Yannis Mouzakis (Macropolis) | In a recent opinion poll by MRB, those surveyed were asked who they would like to see as next Greek President if the incumbent, Prokopis Pavlopoulos is not awarded a second term. Twenty-six percent said they would like to see former prime minister Kostas Karamanlis be appointed Greece’s new head of state.

This is the man who fell asleep at the wheel when the global financial crisis hit in 2008. He famously claimed at the time that the Greek economy was “fortified” against shocks even though it had a mass of debt to rollover during the next years. In this fraught environment in 2009, he allowed his government’s fiscal performance to collapse and presented a falsified picture to Greece’s European partners, overseeing a catastrophic end to the previous decade for Greece and the sowing of the seeds for a tumultuous decade that is just coming to an end.

If anyone is looking for signs of whether Greek society is emerging from this experience any wiser, the fact that one in four Greeks is even considering the prime minister of the 2004–2009 as a suitable candidate for the  presidency is a huge disappointment and does not bode well for the future. It suggests that many Greeks are not willing to punish the populism and political irresponsibility that has cost their country so dearly over the last decade.

The birth of antimnimonio

As early as the spring of 2010, when the recently-elected centre-left PASOK government was struggling to come to terms with Greece’s spectacular fiscal derailment, it became evident that the crisis would form a deep dividing line that would split the political system and Greek society, helping to build the political careers of all sorts of opportunists and snake oil merchants.

New Democracy leader Antonis Samaras sensed handsome political gains by leading a front against the agreement which Greece reached that spring with the only available creditors at the time, the eurozone governments and the IMF. The agreement, or memorandum of understanding (MoU), became the dreaded mnimonio in Greek. This gave birth to the phenomenon of the antimnimonio, anti-memorandum, a label covering a wide range of the political spectrum that raged against the deal.

In May 2010, Parliaments across Europe were asked to approve a package of loans worth 80 billion euros, to what was portrayed at the time as the “lazy Greeks” who wasted their money on alcohol and women, as a subsequent Eurogroup president intimated, in order to avert a messy default that was just days away. Samaras decided to vote against the agreement, a decision that opened Pandora’s box for populism in Greece over the last decade.

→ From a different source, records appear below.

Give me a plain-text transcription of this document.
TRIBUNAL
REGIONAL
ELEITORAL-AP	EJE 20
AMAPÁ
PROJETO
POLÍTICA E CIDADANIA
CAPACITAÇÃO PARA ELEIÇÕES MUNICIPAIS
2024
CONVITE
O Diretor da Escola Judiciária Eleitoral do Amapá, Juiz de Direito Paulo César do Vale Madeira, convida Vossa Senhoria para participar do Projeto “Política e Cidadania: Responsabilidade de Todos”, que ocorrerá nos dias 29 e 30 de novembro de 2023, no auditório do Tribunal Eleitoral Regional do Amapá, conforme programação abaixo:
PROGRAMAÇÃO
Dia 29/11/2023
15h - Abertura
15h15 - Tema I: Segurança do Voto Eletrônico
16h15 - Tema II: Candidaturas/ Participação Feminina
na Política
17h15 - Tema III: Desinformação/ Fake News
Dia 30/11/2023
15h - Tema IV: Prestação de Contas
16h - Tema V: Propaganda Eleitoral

Under the guise of disagreeing with the the policy mix that came as condition for the loans, even though it was obvious that there was little room for Athens to influence policy, Samaras realised that there would be strong opposition among voters to the difficult choices George Papandreou’s government would have to make to comply with the programme. The right-wing politician wanted to lead the resistance and scoop up all the political gains.

At the time, Greek politics was dominated by PASOK and New Democracy, which had gained close to 75 percent of the vote in total and 251 seats in the Parliament formed after the October 2009 elections. The Communist Party (KKE) was the third-placed party with 7.5 percent, followed by ultra-nationalist LAOS on 5.6 percent. Alexis Tsipras and SYRIZA were a fringe protest party of just 4.6 percent, with 13 seats.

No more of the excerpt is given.